Hundreds of people gathered last Saturday for an open house at Islamic Center of Muslim Association of the Lehigh Valley. Food was served from several Muslim cultures. When a call to prayer occurred during their visit, members of the association allowed them to stay in the prayer hall.
“It was very powerful to sit in this room with people, to support them praying and to have them sort of trust us to be there and to want to show us how they understand and practice Islam,” professor Jessica Carr said, who took five students to the event.
It wasn’t until she got home that she heard the news. Under President Donald Trump’s executive order on immigration, people from Muslim-majority countries were detained at airports, others were barred from entry into the United States and protests erupted across the country.
“Just the experience of being around people who were so welcoming, and then to go home and read about such discrimination was just such dissonance for me,” said Carr, who teaches religious studies.
She took action, both by signing a petition against the executive order and participating in a rally at Centre Square in Easton.
Carr is one of more than 60 Lafayette faculty members, including President Alison Byerly, who signed the petition condemning Trump’s executive order banning people from seven Muslim-majority countries from entering the United States. At press time, the petition has more than 27,000 signatures.
This petition marks Byerly’s fifth signed statement against policies and values that may be under threat with Trump’s administration. Echoing her earlier comments, she wrote in an email that she sees the petition as “a statement of values, not about a political candidate or party.”
Members of the faculty and administration are not the only members of the Lafayette community concerned about the executive order. Roughly 250 students, professors, administrators and members of the Lehigh Valley community congregated in the cold at Monday’s rally in Centre Square.

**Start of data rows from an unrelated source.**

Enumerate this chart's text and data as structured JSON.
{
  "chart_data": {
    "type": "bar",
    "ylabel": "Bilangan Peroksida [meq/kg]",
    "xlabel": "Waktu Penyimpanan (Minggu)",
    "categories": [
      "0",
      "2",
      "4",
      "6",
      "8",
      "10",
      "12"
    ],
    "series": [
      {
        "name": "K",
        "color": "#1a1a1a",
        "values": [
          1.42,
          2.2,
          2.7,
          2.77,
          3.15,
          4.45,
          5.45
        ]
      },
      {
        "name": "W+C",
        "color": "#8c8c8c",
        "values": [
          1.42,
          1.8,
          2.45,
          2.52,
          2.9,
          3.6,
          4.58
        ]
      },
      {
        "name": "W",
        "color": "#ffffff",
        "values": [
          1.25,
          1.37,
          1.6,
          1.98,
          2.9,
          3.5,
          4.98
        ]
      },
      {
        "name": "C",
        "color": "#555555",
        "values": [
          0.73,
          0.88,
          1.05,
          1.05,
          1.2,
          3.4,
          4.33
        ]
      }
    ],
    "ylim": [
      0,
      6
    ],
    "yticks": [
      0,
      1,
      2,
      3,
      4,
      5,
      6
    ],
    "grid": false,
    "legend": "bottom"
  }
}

Kamini Masood ’19, who is from Pakistan and has a student visa, was one of those students. Although Pakistan is not one of the seven countries “of Particular Concern” listed in the order, she is worried about traveling after reports that Pakistanis were detained at the O’Hare International Airport in Chicago.

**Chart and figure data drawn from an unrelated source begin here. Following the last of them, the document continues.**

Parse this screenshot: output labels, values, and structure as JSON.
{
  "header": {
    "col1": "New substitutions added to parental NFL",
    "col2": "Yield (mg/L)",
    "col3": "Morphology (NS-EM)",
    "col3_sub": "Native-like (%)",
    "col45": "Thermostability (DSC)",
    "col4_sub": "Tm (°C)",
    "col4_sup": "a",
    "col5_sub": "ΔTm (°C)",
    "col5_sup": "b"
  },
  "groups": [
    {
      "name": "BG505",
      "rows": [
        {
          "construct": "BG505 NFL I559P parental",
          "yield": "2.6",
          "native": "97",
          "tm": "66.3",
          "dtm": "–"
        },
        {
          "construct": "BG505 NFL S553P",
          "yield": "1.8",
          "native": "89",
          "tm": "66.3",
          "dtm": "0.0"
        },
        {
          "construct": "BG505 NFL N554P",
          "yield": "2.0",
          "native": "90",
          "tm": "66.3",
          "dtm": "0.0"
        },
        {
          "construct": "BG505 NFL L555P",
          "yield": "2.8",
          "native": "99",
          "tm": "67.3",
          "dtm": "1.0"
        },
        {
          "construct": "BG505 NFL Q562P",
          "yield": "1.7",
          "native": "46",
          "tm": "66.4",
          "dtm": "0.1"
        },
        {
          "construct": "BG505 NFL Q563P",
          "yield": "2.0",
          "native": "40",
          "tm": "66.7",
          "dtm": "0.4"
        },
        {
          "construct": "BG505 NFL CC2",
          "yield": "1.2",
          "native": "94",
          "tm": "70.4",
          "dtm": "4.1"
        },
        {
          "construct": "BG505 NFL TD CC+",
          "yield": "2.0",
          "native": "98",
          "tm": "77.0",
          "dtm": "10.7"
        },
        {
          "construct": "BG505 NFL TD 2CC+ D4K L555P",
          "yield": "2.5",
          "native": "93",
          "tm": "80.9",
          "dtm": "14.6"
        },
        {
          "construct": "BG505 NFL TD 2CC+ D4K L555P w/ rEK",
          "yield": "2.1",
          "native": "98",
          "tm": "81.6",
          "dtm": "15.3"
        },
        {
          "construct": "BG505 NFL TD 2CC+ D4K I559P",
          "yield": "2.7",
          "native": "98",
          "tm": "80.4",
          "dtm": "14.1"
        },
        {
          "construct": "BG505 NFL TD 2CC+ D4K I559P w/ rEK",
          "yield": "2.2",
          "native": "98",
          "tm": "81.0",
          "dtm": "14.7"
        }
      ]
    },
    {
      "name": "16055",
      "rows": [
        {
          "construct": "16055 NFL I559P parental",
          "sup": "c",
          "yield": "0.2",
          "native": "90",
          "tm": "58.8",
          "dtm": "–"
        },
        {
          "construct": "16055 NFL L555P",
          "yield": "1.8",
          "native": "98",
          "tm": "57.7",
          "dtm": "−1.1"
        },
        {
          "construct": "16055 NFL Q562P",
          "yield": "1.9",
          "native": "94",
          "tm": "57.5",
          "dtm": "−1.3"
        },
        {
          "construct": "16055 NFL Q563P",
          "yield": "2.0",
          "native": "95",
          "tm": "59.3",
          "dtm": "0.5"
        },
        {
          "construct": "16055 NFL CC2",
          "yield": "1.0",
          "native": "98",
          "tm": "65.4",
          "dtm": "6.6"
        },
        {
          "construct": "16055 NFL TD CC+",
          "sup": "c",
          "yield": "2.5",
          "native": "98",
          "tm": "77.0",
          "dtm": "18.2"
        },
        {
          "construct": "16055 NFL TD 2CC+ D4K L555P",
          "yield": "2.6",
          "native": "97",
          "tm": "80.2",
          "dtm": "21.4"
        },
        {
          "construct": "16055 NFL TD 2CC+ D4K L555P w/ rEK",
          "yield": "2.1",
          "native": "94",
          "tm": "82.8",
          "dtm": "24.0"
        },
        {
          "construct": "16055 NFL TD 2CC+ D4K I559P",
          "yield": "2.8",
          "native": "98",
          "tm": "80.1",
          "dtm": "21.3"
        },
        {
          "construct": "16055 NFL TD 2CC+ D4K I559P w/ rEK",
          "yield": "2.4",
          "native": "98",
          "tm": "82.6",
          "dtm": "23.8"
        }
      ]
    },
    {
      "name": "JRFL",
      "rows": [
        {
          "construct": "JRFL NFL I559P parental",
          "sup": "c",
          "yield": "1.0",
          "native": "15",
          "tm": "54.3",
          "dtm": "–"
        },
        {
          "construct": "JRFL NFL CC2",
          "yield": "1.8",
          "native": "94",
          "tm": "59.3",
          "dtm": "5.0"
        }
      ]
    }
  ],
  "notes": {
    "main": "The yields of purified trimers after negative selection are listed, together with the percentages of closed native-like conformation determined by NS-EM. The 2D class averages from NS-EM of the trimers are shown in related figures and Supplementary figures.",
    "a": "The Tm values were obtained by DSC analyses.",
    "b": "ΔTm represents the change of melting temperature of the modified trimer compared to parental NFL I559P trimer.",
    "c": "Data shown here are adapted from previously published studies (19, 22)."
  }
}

Because of the order, she said her plans to travel to Russia for one of her classes at the end of the semester were upended. She also wanted to go home toward the end of the summer, but now she said she will probably stay on campus.
Masood went to the rally, because she said she feels like protesting is one of her only forms of political agency in the United States. She doesn’t have a representative to call or a vote to cast. Yet the order still made her afraid to leave the country, she said, along with other members of the international community at Lafayette from Muslim-majority countries.
“I realized, because I have no political agency as an international student, the least I can do is go to this rally,” Masood said. “Because I really can’t call anybody, I can’t do anything about this, aside from going and saying, ‘This is unfair.'”
At least four Trump supporters were at the rally, too, including one wearing all black and holding an American flag who shouted “Trump” behind Mayor Sal Panto during his opening remarks supporting the rally. The driver of a car covered with Trump banners circled Centre Square in the beginning of the rally, honking intermittently.
Also among the protesters against the executive order at the rally was professor of Middle Eastern history Rachel Goshgarian. On top of that, she signed the same petition as other Lafayette faculty members and Byerly. One of the reasons for being against the order, the petition reads, is that it “significantly damages American leadership in higher education and research.”
Goshgarian sees this in her field of study. A Syrian friend of hers is doing research in Istanbul, she said, for his Ph.D. program at a college in New York City. After the immigration ban, she said he doesn’t know what to do when he runs out of funding for his research. Other people she knows have similar stories, she said, and it creates a disparity of who can travel for research in her field.
“It’s as if the carpet has been ripped out from under their feet,” she said.